BACKGROUND: Early residency is a crucial time in the professional development of physicians. As interns assume primary care for their patients, they take on new responsibilities. The events they find memorable during this time could provide us with insight into their developing professional identities. OBJECTIVE: To evaluate the most critical events in the lives of interns. PARTICIPANTS: Forty-one internal medicine residents at one program participated in a two-day retreat in the fall of their first year. Each resident provided a written description of a recent high point, low point, and patient conflict. MEASUREMENTS: We used a variant of grounded theory to analyze these critical incidents and determine the underlying themes of early internship. Independent inter-rater agreement of >90% was achieved for the coding of excerpts. MAIN RESULTS: The 123 critical incidents were clustered into 23 categories.
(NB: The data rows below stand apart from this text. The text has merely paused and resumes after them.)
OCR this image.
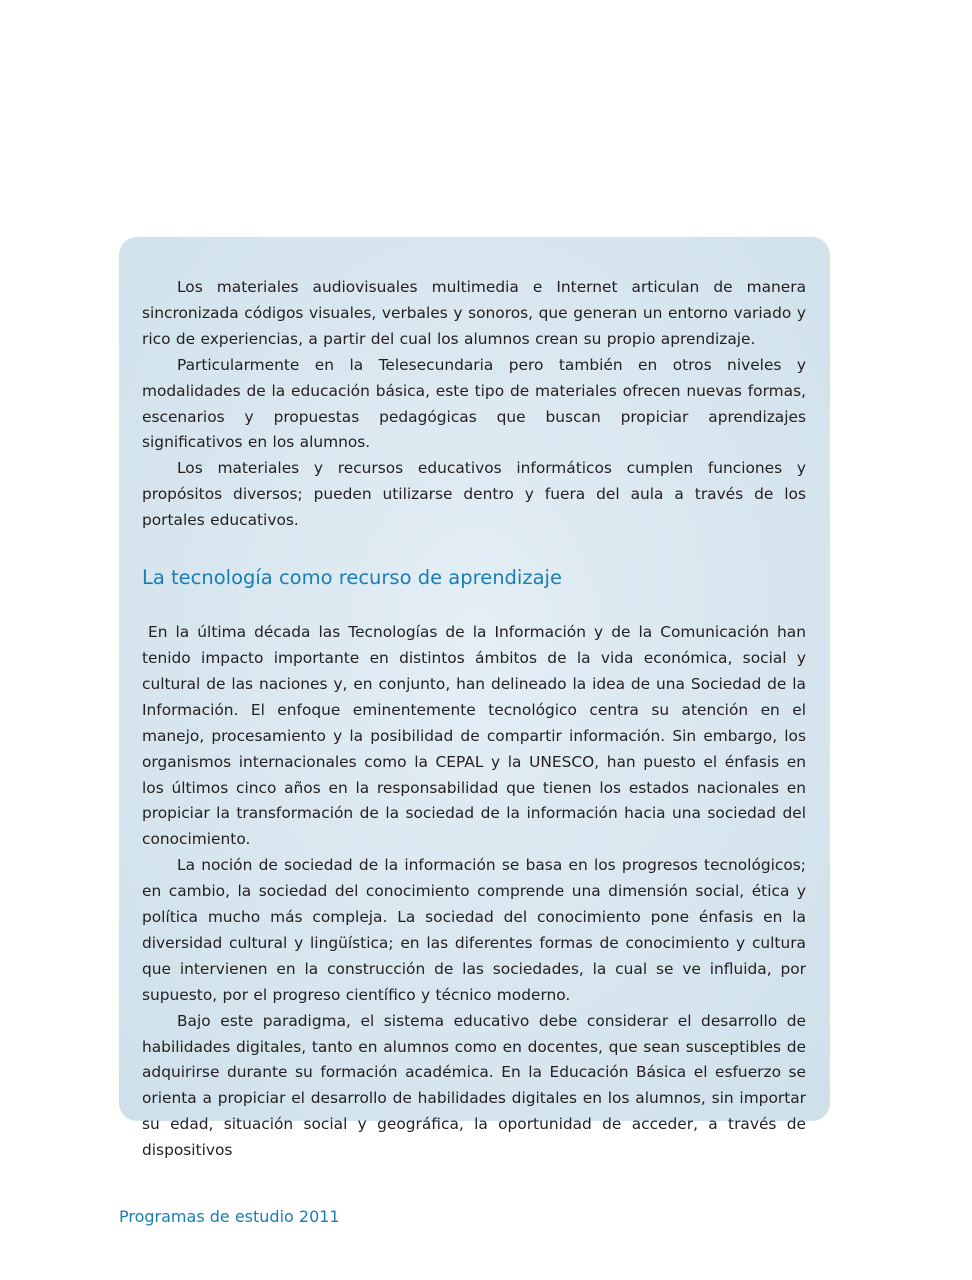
Los materiales audiovisuales multimedia e Internet articulan de manera sincronizada códigos visuales, verbales y sonoros, que generan un entorno variado y rico de experiencias, a partir del cual los alumnos crean su propio aprendizaje.

Particularmente en la Telesecundaria pero también en otros niveles y modalidades de la educación básica, este tipo de materiales ofrecen nuevas formas, escenarios y propuestas pedagógicas que buscan propiciar aprendizajes significativos en los alumnos.

Los materiales y recursos educativos informáticos cumplen funciones y propósitos diversos; pueden utilizarse dentro y fuera del aula a través de los portales educativos.

La tecnología como recurso de aprendizaje

En la última década las Tecnologías de la Información y de la Comunicación han tenido impacto importante en distintos ámbitos de la vida económica, social y cultural de las naciones y, en conjunto, han delineado la idea de una Sociedad de la Información. El enfoque eminentemente tecnológico centra su atención en el manejo, procesamiento y la posibilidad de compartir información. Sin embargo, los organismos internacionales como la CEPAL y la UNESCO, han puesto el énfasis en los últimos cinco años en la responsabilidad que tienen los estados nacionales en propiciar la transformación de la sociedad de la información hacia una sociedad del conocimiento.

La noción de sociedad de la información se basa en los progresos tecnológicos; en cambio, la sociedad del conocimiento comprende una dimensión social, ética y política mucho más compleja. La sociedad del conocimiento pone énfasis en la diversidad cultural y lingüística; en las diferentes formas de conocimiento y cultura que intervienen en la construcción de las sociedades, la cual se ve influida, por supuesto, por el progreso científico y técnico moderno.

Bajo este paradigma, el sistema educativo debe considerar el desarrollo de habilidades digitales, tanto en alumnos como en docentes, que sean susceptibles de adquirirse durante su formación académica. En la Educación Básica el esfuerzo se orienta a propiciar el desarrollo de habilidades digitales en los alumnos, sin importar su edad, situación social y geográfica, la oportunidad de acceder, a través de dispositivos

Programas de estudio 2011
The categories were further organized into six themes: confidence, life balance, connections, emotional responses, managing expectations, and facilitating teamwork. High points were primarily in the themes of confidence and connections. Low points were dispersed more generally throughout the conceptual framework. Conflicts with patients were about negotiating the expectations inherent in the physician-patient relationship. CONCLUSION: The high points, low points, and conflicts reported by early residents provide us with a glimpse into the lives of interns. The themes we have identified reflect critical challenges interns face the development of their professional identity. Program directors could use this process and conceptual framework to guide the development and promotion of residents' emerging professional identities.